Tom Zé - Parabelo & Danç-Êh-Sá: das influências nordestinas ao tropicalismo, da poesia concreta ao dadaísmo, do cânone da canção para o genial conceito de pós-canção
Tom Zé, já abordado algumas vezes aqui no blog, é considerado pela crítica o "último tropicalista", o artista fundador do Tropicalismo que mais manteve suas idiossincrasias conectadas com a experimentação antropofágica e a desconstrução estilística na intenção de uma nova construção estética, o artista que mais continuou a explorar e inovar dentro dos princípios do tropicalismo, mesmo após o fim do movimento no início dos anos de 1970. Para quem se interessar, uma boa ideia é adquirir o livro biográfico "O Último Tropicalista", escrito por Pietro Scaramuzzo, onde reforça-se essa posição solitária de Tom Zé como o último guardião dos valores estéticos do tropicalismo. E para além de uma mistura de crítica social, experimentalismo musical e valorização das raízes culturais brasileiras, Tom Zé passou a desenvolver uma crítica às próprias estéticas da forma-canção e dos seus estilos padronizados, que é seu inovador conceito de "pós-canção": ou seja, para ele —— assim como já aconteceu nas artes plásticas, na música erudita e nas evoluções do jazz, por exemplo... ——, a canção não é uma forma estática que deve permanecer canonizada sob as mesmas vitrines e moldes do arcadismo poético e da beleza, mas é uma forma de arte que pode ser inflexionada, deformada e manipulada tanto quanto qualquer outra forma de arte moderna. E esse conceito é particularmente interessante em Tom Zé porque trata-se de um artista que traz, ao mesmo tempo, tanto os traços rústicos e primitivos do sujeito do sertão nordestino quanto a genialidade revolucionária do cidadão urbano que se interessou pelo avant-garde e pela arte dadaísta, juntando-se, neste sincretismo contrastante, a forte influência do movimento da poesia concreta. E no caso estritamente específico de Tom Zé, já temos um artista que, ao invés de se flexibilizar com os apelos que a pop music traria nas décadas de 80 e 90, ele manterá insistentemente seus conceitos e posições revolucionárias.

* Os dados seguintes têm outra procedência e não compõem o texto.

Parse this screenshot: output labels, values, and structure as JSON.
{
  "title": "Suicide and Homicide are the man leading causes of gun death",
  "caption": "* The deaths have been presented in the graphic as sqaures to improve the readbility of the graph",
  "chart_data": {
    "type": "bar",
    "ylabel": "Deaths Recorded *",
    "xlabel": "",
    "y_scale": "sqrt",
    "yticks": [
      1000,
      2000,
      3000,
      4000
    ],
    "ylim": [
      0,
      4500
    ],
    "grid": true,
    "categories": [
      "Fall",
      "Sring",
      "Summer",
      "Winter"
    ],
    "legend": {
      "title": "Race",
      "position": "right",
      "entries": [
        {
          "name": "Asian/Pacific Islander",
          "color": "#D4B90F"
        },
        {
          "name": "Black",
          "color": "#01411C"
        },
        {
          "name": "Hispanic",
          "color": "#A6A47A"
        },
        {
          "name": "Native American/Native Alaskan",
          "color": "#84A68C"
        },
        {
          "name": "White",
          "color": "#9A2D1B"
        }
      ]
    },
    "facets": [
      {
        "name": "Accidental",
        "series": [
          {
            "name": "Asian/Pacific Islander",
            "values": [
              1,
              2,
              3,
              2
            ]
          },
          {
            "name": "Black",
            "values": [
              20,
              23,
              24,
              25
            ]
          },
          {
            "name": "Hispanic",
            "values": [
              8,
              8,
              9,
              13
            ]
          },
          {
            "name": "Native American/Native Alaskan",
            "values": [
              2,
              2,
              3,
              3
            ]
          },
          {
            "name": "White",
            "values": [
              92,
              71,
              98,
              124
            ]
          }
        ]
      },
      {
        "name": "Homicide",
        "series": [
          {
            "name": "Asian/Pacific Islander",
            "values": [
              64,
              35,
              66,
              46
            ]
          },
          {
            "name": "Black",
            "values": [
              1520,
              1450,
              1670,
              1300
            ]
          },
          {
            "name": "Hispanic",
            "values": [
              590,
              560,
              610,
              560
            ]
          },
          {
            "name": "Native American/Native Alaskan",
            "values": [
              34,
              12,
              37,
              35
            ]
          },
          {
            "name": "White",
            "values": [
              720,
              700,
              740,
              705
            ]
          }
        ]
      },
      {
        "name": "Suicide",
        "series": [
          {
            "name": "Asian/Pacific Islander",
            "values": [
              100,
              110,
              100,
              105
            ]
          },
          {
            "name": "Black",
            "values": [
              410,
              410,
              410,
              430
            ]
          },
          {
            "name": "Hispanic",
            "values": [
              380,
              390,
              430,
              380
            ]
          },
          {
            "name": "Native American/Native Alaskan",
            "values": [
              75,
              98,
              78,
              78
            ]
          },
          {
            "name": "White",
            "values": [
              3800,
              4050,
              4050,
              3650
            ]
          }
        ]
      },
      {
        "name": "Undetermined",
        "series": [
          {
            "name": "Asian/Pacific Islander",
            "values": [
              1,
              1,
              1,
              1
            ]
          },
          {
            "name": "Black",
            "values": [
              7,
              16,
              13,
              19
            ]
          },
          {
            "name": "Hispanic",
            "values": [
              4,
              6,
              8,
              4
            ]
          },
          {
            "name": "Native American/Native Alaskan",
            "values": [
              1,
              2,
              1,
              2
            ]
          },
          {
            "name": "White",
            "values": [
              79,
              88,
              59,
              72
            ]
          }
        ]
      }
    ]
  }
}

Não foi à toa que Tom Zé, em face aos seus arranjos experimentais dos anos de 1970, ficou praticamente inativo na década de 1980, só retomando a carreira artística após ser redescoberto por David Byrne e ser chamado para gravar um novo discos nos EUA —— aqui mesmo no blog já imergimos nessa história emblemática de Tom Zé. No Brasil, um dos projetos que marca um novo reconhecimento de Tom Zé nos meios artísticos mais intelectuais é justamente este projeto musical indicado acima, Parabelo, que ele desenvolveu com José Miguel Wisnik para um balé brasilianista do coreógrafo Rodrigo Pederneiras do Grupo Corpo. A trilha sonora desse balé foi lançada em 1997 e também conta com ideias de Arnaldo Antunes, Paulo Tatit e Alê Siqueira nos arranjos e produções. Parabelo é um álbum que chama atenção para o instrumental nordestino rústico, regional, caipira e sertanista, ao qual Tom Zé sempre foi ligado em suas inflexões dadaístas e sarcásticas em torno da canção. Outro álbum instrumental produzido por Tom Zé é o fantástico álbum independente Danç-Êh-Sá (2006), que já traz seu citado conceito de pós-canção através das suas "sete caymianas para o fim da canção": neste álbum, já temos uma verve tropicalista mais contemporânea com a exploração de sons eletrônicos, com o uso da voz como veículo das expressões onomatopeicas que tanto lembram suas associações com a poesia concreta, e com uma instrumentação rica formada por músicos como Lauro Léllis (bateria), Jarbas Mariz (cavaco, violão de 12 cordas, voz), Cristina Carneiro (teclados, voz), Sérgio Caetano (guitarra, voz), Daniel Maia (baixo, voz), Luanda (voz) e Paulo Lepetit (eletrônicos, produção e mixagem). Embora tenha um estilo experimental mais dadaísta e, portanto, não adote arranjos com os mesmos padrões de beleza e de polimentos vistos em outras estéticas da música instrumental brasileira, essas peças instrumentais de Tom Zé só reafirmam sua grande expertise musical.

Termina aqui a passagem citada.